We want to be free to choose our relatives, but also our time: time for ourselves, for work, for our grandchildren, for a life that has, thankfully, lengthened
The situation is this: Italy is a country where workforce participation among those over 55 continues to rise steadily, absolute poverty for this age group has been halved in less than twenty years, and the country maintains its lead in having the highest proportion of over 65s in the EU (23.5%). More than half of these individuals see their grandchildren on a weekly basis, and 60.4% of them help care for grandchildren when both parents work (according to Istat). However, this percentage will likely decrease. And not just because laws like the Fornero Law require women to stay in the workforce longer. “A woman, after a lifetime of work, has the right to choose how to manage her days, doesn’t she?” asks Silvia Vegetti Finzi, a psycho-pedagogist, grandmother of three, and at an age where she could technically retire. “I work from morning to night because it makes me feel alive. My rest is doing what I enjoy. Besides, I feel like I still have something to say, and I don’t want to give that up.”
“The youngest granddaughter is twelve, and of course, I’m available if needed, but I also support a more active role for grandparents—meaning the right to help organize family life according to our availability, while also respecting our right to say no.
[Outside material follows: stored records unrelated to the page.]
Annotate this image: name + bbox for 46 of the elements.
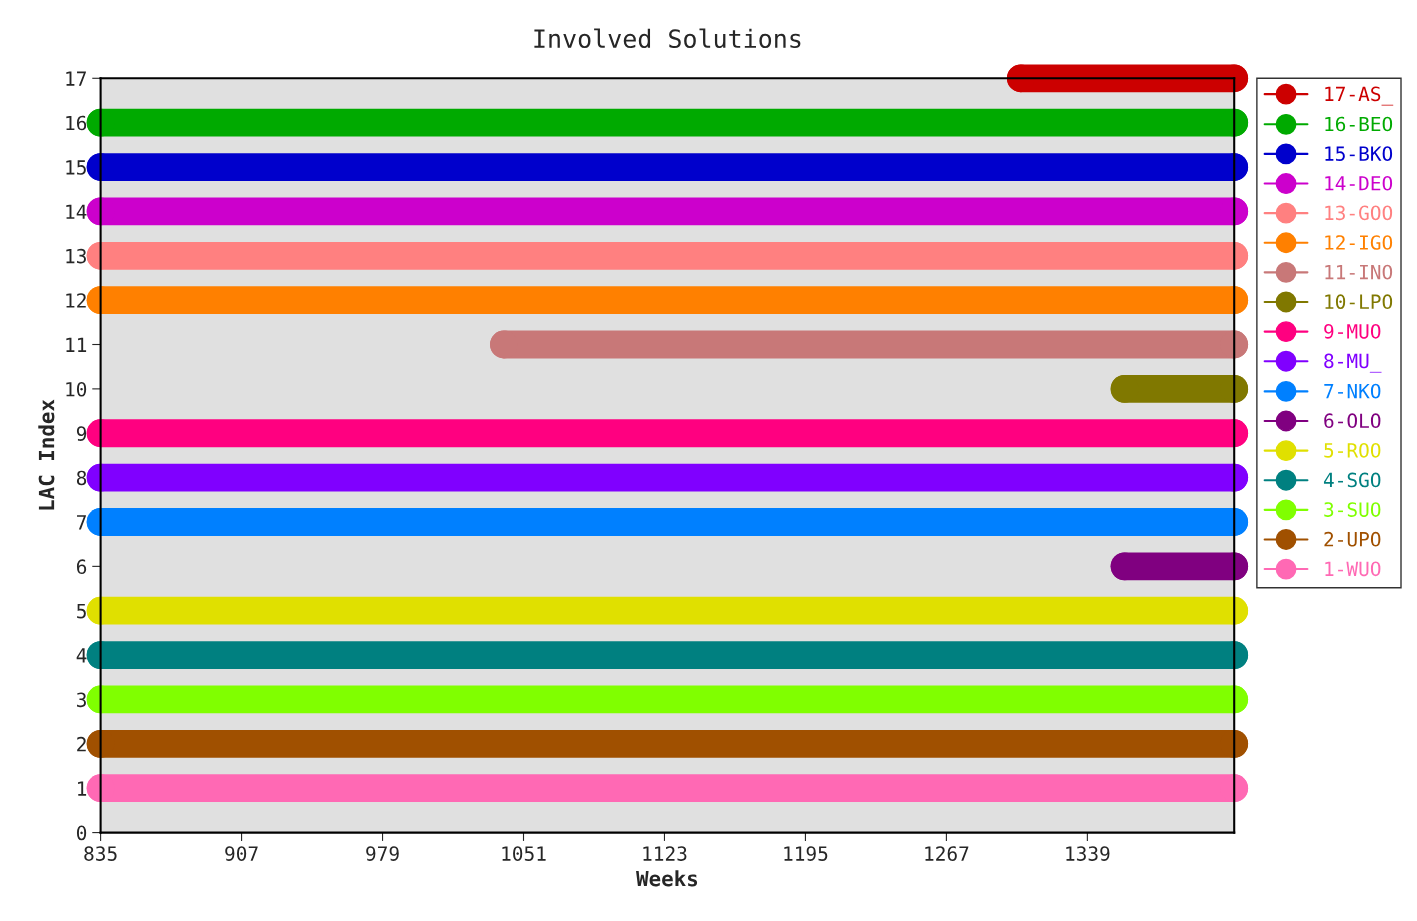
x-tick-label: 1267 — [925, 846, 969, 861]
y-tick-label: 7 — [77, 515, 86, 530]
legend-label: 6-OLO — [1324, 413, 1381, 429]
x-tick-label: 1051 — [502, 846, 546, 861]
y-tick-label: 1 — [78, 781, 87, 796]
x-tick-label: 1123 — [643, 846, 687, 861]
legend-label: 9-MUO — [1324, 323, 1381, 339]
x-tick-label: 907 — [225, 846, 258, 861]
legend-label: 16-BEO — [1325, 116, 1393, 132]
y-tick-label: 17 — [66, 71, 86, 86]
y-tick-label: 2 — [77, 736, 86, 752]
legend-label: 2-UPO — [1324, 531, 1381, 547]
y-tick-label: 10 — [66, 381, 87, 397]
legend-label: 15-BKO — [1325, 146, 1393, 161]
x-tick-label: 835 — [84, 846, 117, 861]
legend-label: 11-INO — [1325, 264, 1393, 280]
y-tick-label: 12 — [66, 293, 86, 308]
x-tick-label: 979 — [366, 846, 399, 861]
y-tick-label: 14 — [66, 204, 87, 219]
x-axis-title: Weeks — [636, 870, 698, 887]
y-tick-label: 8 — [76, 470, 87, 486]
y-tick-label: 16 — [66, 115, 87, 131]
y-tick-label: 13 — [66, 248, 86, 264]
legend-label: 17-AS_ — [1325, 86, 1394, 106]
y-tick-label: 4 — [76, 648, 87, 663]
legend-label: 7-NKO — [1324, 383, 1381, 399]
legend-label: 14-DEO — [1325, 175, 1393, 191]
y-tick-label: 3 — [77, 692, 86, 708]
y-tick-label: 0 — [76, 825, 87, 841]
legend-label: 5-ROO — [1324, 442, 1381, 458]
y-axis-title: LAC Index — [38, 399, 55, 510]
x-tick-label: 1195 — [784, 846, 828, 861]
legend-label: 8-MU_ — [1324, 353, 1382, 373]
y-tick-label: 9 — [76, 426, 87, 441]
legend-label: 3-SUO — [1324, 502, 1381, 517]
y-tick-label: 15 — [66, 160, 86, 175]
x-tick-label: 1339 — [1066, 846, 1110, 861]
y-tick-label: 11 — [66, 337, 87, 352]
legend-label: 13-GOO — [1325, 205, 1393, 221]
y-tick-label: 6 — [76, 559, 87, 575]
legend-label: 12-IGO — [1325, 235, 1393, 250]
legend-label: 4-SGO — [1323, 472, 1381, 488]
legend-label: 10-LPO — [1325, 294, 1393, 310]
y-tick-label: 5 — [77, 603, 86, 619]
legend-label: 1-WUO — [1325, 561, 1381, 577]
chart-title: Involved Solutions — [534, 28, 801, 49]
The idea that grandchildren are always best of with their grandparents is pure rhetoric”, adds Vegetti Finzi, author of Nuovi nonni per nuovi nipoti. La gioia di un incontro (Mondadori). “That said, if working until 67, as the Fornero Law suggests, can help make grandparents less ‘obligated’ by their children to manage the grandchildren, then that’s fine. But if someone prefers to stop working earlier, they should still have the right to do so because our energy levels are different as we age,” she concludes. In essence, we want the freedom to choose not only our relatives but also our time: time for ourselves, for our grandchildren, and for work—until we decide to stop. Time for life, which, fortunately, has become longer.
It’s a story of “blurring boundaries,” we might conclude. The margins of family stories are thinning, dissolving, making room for new figures— friends, neighbors, fluid grandchildren, parents who winter with their children in London and return to the village in summer. The key word, however, is net—the network. Each of us will build our own, from city to city, and within it, we’ll feel protected. In the meantime, we need to get better at trading a bit of individualism for trust in others. Call it solidarity. Think of other words if you wish. After all, we need a new family lexicon—or perhaps we already have it.
Rossana Campisi
Sicilian by birth and Milanese by adoption, she is a long-standing journalist and expert in female work-life balance issues. She published Partorirai con dolore (Rizzoli) on the subject of pregnancy in the Italian healthcare system.